Manhattan Return Preparer Pleads Guilty To Filing False Tax Returns
WASHINGTON – Stavros Lubinof, owner of Apollo Tax Services in mid-town Manhattan, N.Y., pleaded guilty today to tax charges, the Justice Department and Internal Revenue Service (IRS) announced. Lubinof waived indictment and pleaded guilty to a two count criminal information charging him with conspiracy to defraud the IRS and with aiding and assisting in the preparation and filing of false and fraudulent income tax returns.
According to the criminal information and statements made during the plea hearing, from 2000 through spring 2005, Lubinof owned and operated Apollo Tax Services. While preparing income tax returns for clients at Apollo, Lubinof fabricated or inflated Schedule A deductions, such as exaggerated or fictitious unreimbursed employee expenses and gifts to charity. This thereby lowered the amount of tax due and owed by Apollos clients that was reported on their individual income tax returns. The total tax loss attributable to the conspiracy is $102,859.

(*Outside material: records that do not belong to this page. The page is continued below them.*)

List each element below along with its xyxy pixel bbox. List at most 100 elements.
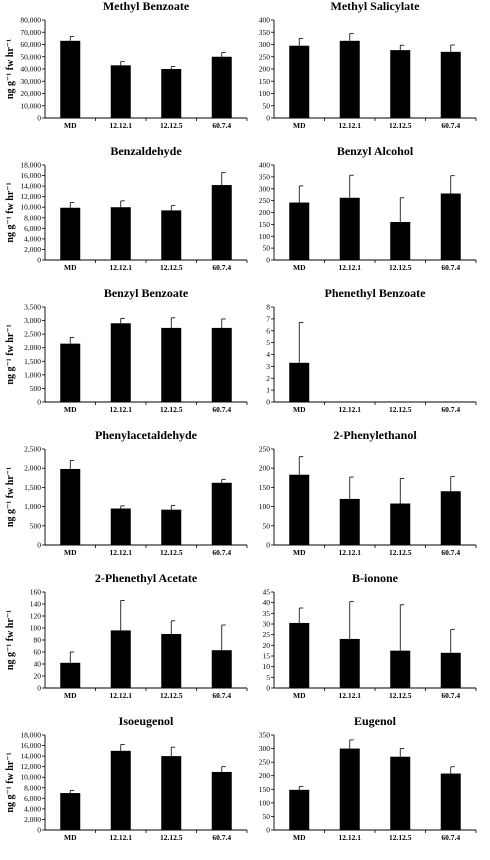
y-tick-label: 0 bbox=[37, 541, 41, 550]
y-tick-label: 4 bbox=[266, 350, 270, 359]
x-tick-label: 12.12.1 bbox=[110, 691, 133, 700]
bar bbox=[289, 622, 310, 688]
y-tick-label: 0 bbox=[37, 256, 41, 265]
x-tick-label: 60.7.4 bbox=[212, 121, 231, 130]
x-tick-label: 60.7.4 bbox=[441, 548, 460, 557]
y-tick-label: 2,000 bbox=[24, 815, 41, 824]
y-tick-label: 0 bbox=[266, 826, 270, 835]
x-tick-label: 12.12.1 bbox=[339, 263, 362, 272]
x-tick-label: MD bbox=[64, 263, 77, 272]
bar bbox=[60, 40, 81, 119]
x-tick-label: 60.7.4 bbox=[441, 405, 460, 414]
x-tick-label: MD bbox=[64, 548, 77, 557]
y-tick-label: 50 bbox=[263, 244, 271, 253]
bar bbox=[211, 771, 232, 830]
y-tick-label: 0 bbox=[266, 398, 270, 407]
bar bbox=[390, 650, 411, 688]
y-tick-label: 8,000 bbox=[24, 783, 41, 792]
y-tick-label: 1 bbox=[266, 386, 270, 395]
y-tick-label: 0 bbox=[37, 826, 41, 835]
y-tick-label: 150 bbox=[259, 483, 271, 492]
y-tick-label: 4,000 bbox=[24, 804, 41, 813]
y-tick-label: 10,000 bbox=[20, 101, 41, 110]
y-tick-label: 80 bbox=[34, 636, 42, 645]
y-tick-label: 15 bbox=[263, 652, 271, 661]
x-tick-label: MD bbox=[293, 548, 306, 557]
x-tick-label: 12.12.1 bbox=[339, 833, 362, 842]
y-tick-label: 50,000 bbox=[20, 52, 41, 61]
y-tick-label: 3 bbox=[266, 362, 270, 371]
y-tick-label: 10 bbox=[263, 662, 271, 671]
y-tick-label: 10,000 bbox=[20, 203, 41, 212]
bar bbox=[110, 750, 131, 830]
y-tick-label: 200 bbox=[259, 208, 271, 217]
bar bbox=[440, 773, 461, 830]
y-tick-label: 35 bbox=[263, 609, 271, 618]
y-tick-label: 12,000 bbox=[20, 192, 41, 201]
bar bbox=[60, 468, 81, 545]
chart-2: Methyl Salicylate 0 50 100 150 200 250 300 350 40… bbox=[259, 0, 477, 130]
y-tick-label: 30 bbox=[263, 620, 271, 629]
y-tick-label: 1,000 bbox=[24, 370, 41, 379]
bar bbox=[60, 343, 81, 402]
bar bbox=[390, 50, 411, 119]
bar bbox=[110, 323, 131, 402]
bar bbox=[110, 65, 131, 118]
bar bbox=[161, 327, 182, 402]
bar bbox=[110, 508, 131, 545]
x-tick-label: 60.7.4 bbox=[212, 405, 231, 414]
y-tick-label: 20 bbox=[34, 672, 42, 681]
chart-title: 2-Phenethyl Acetate bbox=[95, 571, 198, 585]
bar bbox=[390, 222, 411, 260]
y-tick-label: 1,500 bbox=[24, 483, 41, 492]
x-tick-label: 60.7.4 bbox=[441, 833, 460, 842]
y-tick-label: 400 bbox=[259, 16, 271, 25]
x-tick-label: 12.12.1 bbox=[110, 833, 133, 842]
bar bbox=[211, 650, 232, 688]
y-tick-label: 2,000 bbox=[24, 343, 41, 352]
y-tick-label: 0 bbox=[266, 684, 270, 693]
bar bbox=[60, 662, 81, 688]
bar bbox=[211, 56, 232, 118]
y-tick-label: 18,000 bbox=[20, 731, 41, 740]
chart-title: Phenethyl Benzoate bbox=[325, 286, 427, 300]
y-tick-label: 0 bbox=[37, 114, 41, 123]
chart-12: Eugenol 0 50 100 150 200 250 300 350 MD 12.12.1 12.… bbox=[259, 714, 477, 842]
x-tick-label: 60.7.4 bbox=[212, 833, 231, 842]
y-axis-label: ng g⁻¹ fw hr⁻¹ bbox=[5, 610, 16, 670]
x-tick-label: MD bbox=[293, 691, 306, 700]
x-tick-label: 12.12.5 bbox=[389, 405, 412, 414]
bar bbox=[211, 327, 232, 402]
y-tick-label: 1,000 bbox=[24, 502, 41, 511]
y-tick-label: 2,500 bbox=[24, 330, 41, 339]
x-tick-label: 60.7.4 bbox=[212, 691, 231, 700]
y-tick-label: 40,000 bbox=[20, 65, 41, 74]
y-tick-label: 100 bbox=[259, 89, 271, 98]
x-tick-label: MD bbox=[293, 121, 306, 130]
x-tick-label: 12.12.5 bbox=[389, 691, 412, 700]
y-tick-label: 2,000 bbox=[24, 245, 41, 254]
x-tick-label: 12.12.5 bbox=[160, 691, 183, 700]
y-tick-label: 200 bbox=[259, 464, 271, 473]
chart-title: Benzaldehyde bbox=[110, 144, 182, 158]
y-tick-label: 2,500 bbox=[24, 445, 41, 454]
x-tick-label: 12.12.5 bbox=[160, 121, 183, 130]
bar bbox=[440, 652, 461, 688]
y-axis-label: ng g⁻¹ fw hr⁻¹ bbox=[5, 182, 16, 242]
y-tick-label: 500 bbox=[30, 384, 42, 393]
bar bbox=[289, 474, 310, 545]
x-tick-label: 12.12.1 bbox=[339, 691, 362, 700]
x-tick-label: 60.7.4 bbox=[441, 691, 460, 700]
y-tick-label: 250 bbox=[259, 52, 271, 61]
y-tick-label: 80,000 bbox=[20, 16, 41, 25]
y-tick-label: 20 bbox=[263, 641, 271, 650]
y-tick-label: 7 bbox=[266, 314, 270, 323]
chart-1: Methyl Benzoate 0 10,000 20,000 30,000 40,000… bbox=[5, 0, 248, 130]
y-tick-label: 30,000 bbox=[20, 77, 41, 86]
bar bbox=[110, 207, 131, 260]
y-tick-label: 10,000 bbox=[20, 773, 41, 782]
y-tick-label: 45 bbox=[263, 588, 271, 597]
bar bbox=[161, 69, 182, 118]
x-tick-label: MD bbox=[64, 833, 77, 842]
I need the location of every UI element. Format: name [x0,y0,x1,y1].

U.S. District Court Judge P. Kevin Castel scheduled sentencing of Lubinof for Nov. 20, 2009 at 11 a.m. Lubinof faces a maximum sentence of eight years in prison and a maximum fine of $500,000 or twice the amount of financial gain to the defendant or loss to the IRS.
In October 2008, an employee of Lubinof at Apollo, Christos Antonakas, pleaded guilty to a two count information charging him for his role in a criminal conspiracy to defraud the IRS and for aiding and assisting in the preparation and filing of materially false income tax returns. During the plea hearing, Antonakas admitted that from 2000 through spring 2005, he worked as a tax return preparer for Apollo where he was instructed by Lubinof to fabricate or inflate Schedule A deductions for Apollo's clients, thereby lowering the amount of tax due and owing reported on their individual income tax returns.
Antonakas is scheduled to be sentenced by U.S. District Court Judge Barbara S. Jones on Aug. 21, 2009. Antonakas faces a maximum sentence of eight years in prison and a maximum fine of $500,000 or twice the amount of monetary gain to the defendant or loss to the IRS.
Acting Assistant Attorney General John A. DiCicco of the Justice Departments Tax Division commended the IRS-Criminal Investigation special agents who investigated the case, as well as Tax Division trial attorney Michael P. BenAry, who prosecuted the case and the U.S. Attorneys Office for the Southern District of New York for their assistance in the case.